Splitting firewood, or really any activity involving wood or soil or anything organic is special. It is soothing. It reconnects us to the Greater. It reminds us that we too are soil and stardust and ash. The smells and sounds and textures. If the wood is knot-free it virtually splits just seeing the impending collision with the maul (mauls are axes made for splitting wood). It splits so effortlessly and beautifully, like a dancer.
It’s even good exercise. Why do I never think to properly stretch until I feel a little twinge somewhere in my body? I think I am just so excited to begin! I also learned this week that I need to start wearing eye protection as a tiny piece of wood flew straight into my right eye and got stuck. It eventually came out. Our body is so amazing. I also learned long ago that I need to wear ear protection. Years of woodworking and concert going taught me this, thankfully before I did hardly any damage. And that beautiful regal stump that I use to split wood upon. It has accepted so many blows as the maul exits the firewood and has come right back for more! That must have been a beautiful tree (you can see it in the picture for this blog post).
But, sadly, is this a guilty pleasure with an expiration tag attached to it? In our understandable race to minimize the planet’s runaway temperature, are fireplaces and fire stoves on the, um, chopping block? Will I tell my Grand kids someday of the beauty and sacredness of fires as if they were stampeding ubiquitous herds of bison? Might my other guilty pleasure of international travel need a time-out until we can figure out how to do it sustainably? And what about walnuts and coffee and chocolate and all the other things I cannot imagine living without if mother nature forces us to reconsider how we can sustainably raise these miraculous friends?

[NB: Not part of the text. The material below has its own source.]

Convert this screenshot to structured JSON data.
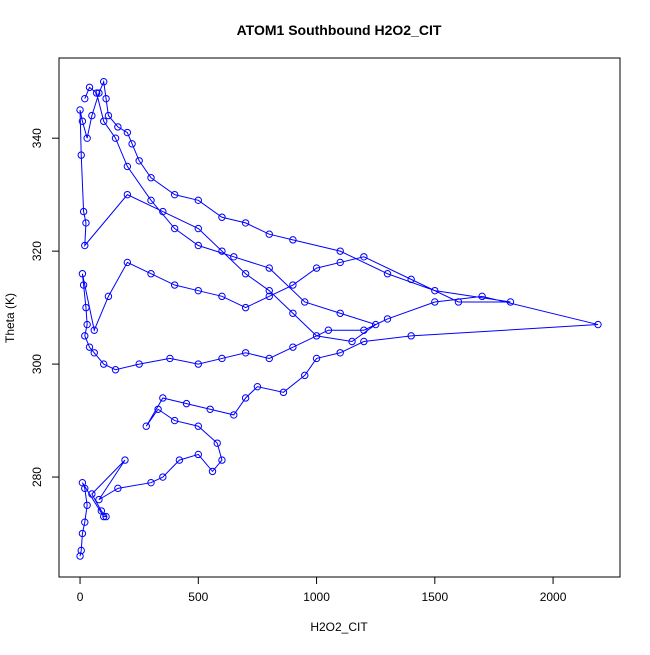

Firewood also can teach. I do not know yet what the full complete carbon cycle is for a tree depending on whether it is burned vs decaying naturally in a forest. Watching a three-minute online video from Bob or Karen doesn’t make one an expert on such things. We would have to consider the digestion of the tree by microbes (which are dependent on soil conditions, which depend on temperature and other living and non-living things) which depend on how much wood we burn! And it makes a huge difference if you use a fireplace and/or an insert or a wood-stove. I wonder what the heat transfer efficiency is for my exhaust piping out the ceiling? Should I add fins to the duct work like we did in my chemical engineering lab in college? It would allow me to burn less wood to achieve the same temperature gain in the cabin. Or should I just wear a thicker sweater and put more insulation in the ceiling?
So much to learn and cherish and share from something as seemingly utilitarian as splitting wood. There is beauty and magic all around us we just have to slow down enough to notice. We have to stop looking so that we can see.